If Erich Kästner and at least two of his children allow us some belief in humanity, his wife Maria is a more difficult figure to like. She might not be actively anti-Semitic and has been friendly to Yosef's wife, Miriam until now but she isn't prepared to risk her name or status, especially as she is impressed by many of Hitler's achievements and doesn't share the General's fears for the future. 
A book of this size and scope allows readers to really get to know both families as we follow them through the years and although it's inevitable that our fears will mostly be for the Nussbaums, there are ominous hints that life will become harder for the Kästner family too. This is a necessarily difficult story; you can't read about the cruelty of teachers towards their Jewish pupils, the cruel destruction of Jewish shops and synagogues and the sickening treatment of Jewish victims of the SS without feeling upset and angry but this is clearly a book borne out of devotion to the subject. The depth and breadth of research is evident throughout and it ensures that The Gathering Storm is never an exploitative read. Any fictional treatment of the Holocaust must remain true to what really happened, regardless of our innate desire for heroism and solace. For all Erich Kästner's attempts to protect his friends and to warn others of the imminent danger for the Jewish community, we are never left in any doubt that he is doomed to fail; evil will flourish and the extent of suffering will be almost beyond the capacity of our worst imaginations.
This outstanding novel is an honest, comprehensive account of one of the worst periods of history and I have no doubt that the following books in the Sturmtaucher Trilogy, Flight of the Shearwater and The Turn of the Tide will be equally as magnificent. Please don't be put off by its length, The Gathering Storm is immersive historical fiction at its absolute finest.  An unmissable read.

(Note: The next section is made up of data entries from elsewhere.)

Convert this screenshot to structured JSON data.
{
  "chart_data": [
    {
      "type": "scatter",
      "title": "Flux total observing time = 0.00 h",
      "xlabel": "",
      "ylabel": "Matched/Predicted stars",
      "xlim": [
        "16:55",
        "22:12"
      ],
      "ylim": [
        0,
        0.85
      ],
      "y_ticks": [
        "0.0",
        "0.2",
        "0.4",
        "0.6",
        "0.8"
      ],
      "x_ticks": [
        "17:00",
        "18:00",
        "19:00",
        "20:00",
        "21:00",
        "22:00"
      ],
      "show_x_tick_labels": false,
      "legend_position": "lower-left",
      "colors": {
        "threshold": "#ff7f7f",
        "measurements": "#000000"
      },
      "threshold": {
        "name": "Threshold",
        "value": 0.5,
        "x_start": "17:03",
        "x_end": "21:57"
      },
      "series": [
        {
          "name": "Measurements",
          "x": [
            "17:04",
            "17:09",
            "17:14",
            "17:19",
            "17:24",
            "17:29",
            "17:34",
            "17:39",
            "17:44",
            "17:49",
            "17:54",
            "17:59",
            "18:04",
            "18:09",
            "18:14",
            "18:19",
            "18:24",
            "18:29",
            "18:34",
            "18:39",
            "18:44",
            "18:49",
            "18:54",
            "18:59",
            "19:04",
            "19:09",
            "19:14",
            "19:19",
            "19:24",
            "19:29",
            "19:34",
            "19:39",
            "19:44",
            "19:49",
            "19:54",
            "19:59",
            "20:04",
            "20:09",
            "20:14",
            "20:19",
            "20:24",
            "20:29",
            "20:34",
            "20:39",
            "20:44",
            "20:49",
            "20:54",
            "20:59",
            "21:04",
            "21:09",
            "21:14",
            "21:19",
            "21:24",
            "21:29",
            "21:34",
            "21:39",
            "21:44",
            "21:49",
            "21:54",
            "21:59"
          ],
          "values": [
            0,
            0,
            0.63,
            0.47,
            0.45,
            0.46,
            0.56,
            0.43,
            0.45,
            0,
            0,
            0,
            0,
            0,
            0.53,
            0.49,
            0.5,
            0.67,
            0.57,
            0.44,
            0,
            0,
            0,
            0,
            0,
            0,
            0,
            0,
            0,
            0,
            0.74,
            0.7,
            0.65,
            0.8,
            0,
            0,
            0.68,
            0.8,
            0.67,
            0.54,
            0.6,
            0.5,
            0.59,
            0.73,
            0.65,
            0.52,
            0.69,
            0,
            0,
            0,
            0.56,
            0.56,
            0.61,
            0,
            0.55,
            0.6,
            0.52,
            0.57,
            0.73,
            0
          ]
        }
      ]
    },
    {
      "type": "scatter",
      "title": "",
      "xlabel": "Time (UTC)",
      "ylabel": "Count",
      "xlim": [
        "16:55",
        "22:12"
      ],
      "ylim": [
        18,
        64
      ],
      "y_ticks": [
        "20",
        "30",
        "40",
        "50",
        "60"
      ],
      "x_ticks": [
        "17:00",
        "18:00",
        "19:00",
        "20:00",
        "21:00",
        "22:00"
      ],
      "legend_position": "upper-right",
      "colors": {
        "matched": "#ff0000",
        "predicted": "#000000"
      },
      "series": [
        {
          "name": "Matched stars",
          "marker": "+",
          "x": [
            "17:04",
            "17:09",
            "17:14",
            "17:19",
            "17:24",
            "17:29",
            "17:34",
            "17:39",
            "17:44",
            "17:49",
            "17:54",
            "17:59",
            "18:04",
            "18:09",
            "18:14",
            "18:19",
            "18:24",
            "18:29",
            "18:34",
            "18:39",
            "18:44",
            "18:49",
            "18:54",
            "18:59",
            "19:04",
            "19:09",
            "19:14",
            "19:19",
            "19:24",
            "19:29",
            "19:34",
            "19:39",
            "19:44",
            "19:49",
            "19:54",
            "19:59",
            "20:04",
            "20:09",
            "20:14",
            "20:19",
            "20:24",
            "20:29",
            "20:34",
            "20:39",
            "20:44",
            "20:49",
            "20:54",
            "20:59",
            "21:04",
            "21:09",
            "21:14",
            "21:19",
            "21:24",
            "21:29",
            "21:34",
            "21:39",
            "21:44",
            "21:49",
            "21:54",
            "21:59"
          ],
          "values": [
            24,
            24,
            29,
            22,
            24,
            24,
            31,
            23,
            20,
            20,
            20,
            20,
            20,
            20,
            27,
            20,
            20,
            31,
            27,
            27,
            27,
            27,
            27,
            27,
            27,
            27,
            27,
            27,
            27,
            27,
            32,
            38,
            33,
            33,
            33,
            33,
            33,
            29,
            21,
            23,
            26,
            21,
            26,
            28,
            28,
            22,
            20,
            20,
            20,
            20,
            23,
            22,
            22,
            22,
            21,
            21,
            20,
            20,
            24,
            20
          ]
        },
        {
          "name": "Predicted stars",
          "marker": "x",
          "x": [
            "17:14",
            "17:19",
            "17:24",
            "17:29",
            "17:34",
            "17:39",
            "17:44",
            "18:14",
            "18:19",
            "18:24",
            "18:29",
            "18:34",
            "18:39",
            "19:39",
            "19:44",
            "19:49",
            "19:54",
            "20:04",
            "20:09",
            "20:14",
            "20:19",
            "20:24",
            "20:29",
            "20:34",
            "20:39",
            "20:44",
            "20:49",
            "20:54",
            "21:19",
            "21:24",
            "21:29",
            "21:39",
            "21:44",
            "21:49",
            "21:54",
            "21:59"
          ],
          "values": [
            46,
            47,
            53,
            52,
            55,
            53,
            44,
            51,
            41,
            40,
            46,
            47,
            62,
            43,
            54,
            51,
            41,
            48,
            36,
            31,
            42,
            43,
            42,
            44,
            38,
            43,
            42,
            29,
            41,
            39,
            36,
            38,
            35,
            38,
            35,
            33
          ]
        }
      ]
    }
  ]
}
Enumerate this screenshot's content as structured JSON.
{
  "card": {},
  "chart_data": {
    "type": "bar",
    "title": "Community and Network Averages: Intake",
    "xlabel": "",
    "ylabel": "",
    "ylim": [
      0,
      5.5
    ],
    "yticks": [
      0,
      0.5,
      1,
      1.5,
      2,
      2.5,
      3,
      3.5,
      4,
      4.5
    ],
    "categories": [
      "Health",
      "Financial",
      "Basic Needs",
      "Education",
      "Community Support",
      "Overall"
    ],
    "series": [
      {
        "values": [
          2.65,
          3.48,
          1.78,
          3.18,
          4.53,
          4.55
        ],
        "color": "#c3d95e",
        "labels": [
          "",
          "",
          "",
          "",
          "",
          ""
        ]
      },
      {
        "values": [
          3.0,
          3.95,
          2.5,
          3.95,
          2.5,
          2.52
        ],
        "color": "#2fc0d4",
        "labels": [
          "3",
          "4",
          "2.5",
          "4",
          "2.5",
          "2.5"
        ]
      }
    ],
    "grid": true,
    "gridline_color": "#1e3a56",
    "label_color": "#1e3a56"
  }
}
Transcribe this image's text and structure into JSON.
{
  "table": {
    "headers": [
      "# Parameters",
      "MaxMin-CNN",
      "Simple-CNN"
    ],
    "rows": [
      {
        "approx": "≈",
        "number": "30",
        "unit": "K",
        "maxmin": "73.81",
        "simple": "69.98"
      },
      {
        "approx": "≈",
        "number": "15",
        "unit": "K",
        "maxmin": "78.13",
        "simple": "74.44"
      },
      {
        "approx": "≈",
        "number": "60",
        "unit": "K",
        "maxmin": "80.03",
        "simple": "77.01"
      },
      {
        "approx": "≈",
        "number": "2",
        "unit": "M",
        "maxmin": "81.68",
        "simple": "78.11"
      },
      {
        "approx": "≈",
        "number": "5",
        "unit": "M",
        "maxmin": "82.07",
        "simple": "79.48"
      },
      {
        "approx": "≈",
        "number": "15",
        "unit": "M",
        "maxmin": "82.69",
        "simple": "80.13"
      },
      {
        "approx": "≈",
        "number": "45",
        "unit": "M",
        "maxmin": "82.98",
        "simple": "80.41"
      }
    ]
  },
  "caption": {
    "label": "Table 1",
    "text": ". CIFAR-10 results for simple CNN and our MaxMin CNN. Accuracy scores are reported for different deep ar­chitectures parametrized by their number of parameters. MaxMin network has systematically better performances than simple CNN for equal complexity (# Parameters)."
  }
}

The Gathering Storm can be purchased from Amazon UK and Amazon US

Don't miss the rest of the blog tour, details are below.

About the Author
Alan Jones is a Scottish author with three gritty crime stories to his name, the first two set in Glasgow, the third one based in London. He has now switched genres, and his WW2 trilogy will be published in August 2021. It is a Holocaust story set in Northern Germany.
He is married with four grown up children and four wonderful grandchildren.
He has recently retired as a mixed-practice vet in a small Scottish coastal town in Ayrshire and is one of the RNLI volunteer coxswains on the local lifeboat. He makes furniture in his spare time, and maintains and sails a 45-year-old yacht in the Irish Sea and on the beautiful west coast of Scotland. He loves reading, watching films and cooking. He still plays football despite being just the wrong side of sixty.
His crime novels are not for the faint-hearted, with some strong language, violence, and various degrees of sexual content. The first two books also contain a fair smattering of Glasgow slang.
He is one of the few self-published authors to be given a panel at Bloody Scotland and has done two pop-up book launches at the festival in Stirling.
He has spent the last five years researching and writing the Sturmtaucher Trilogy.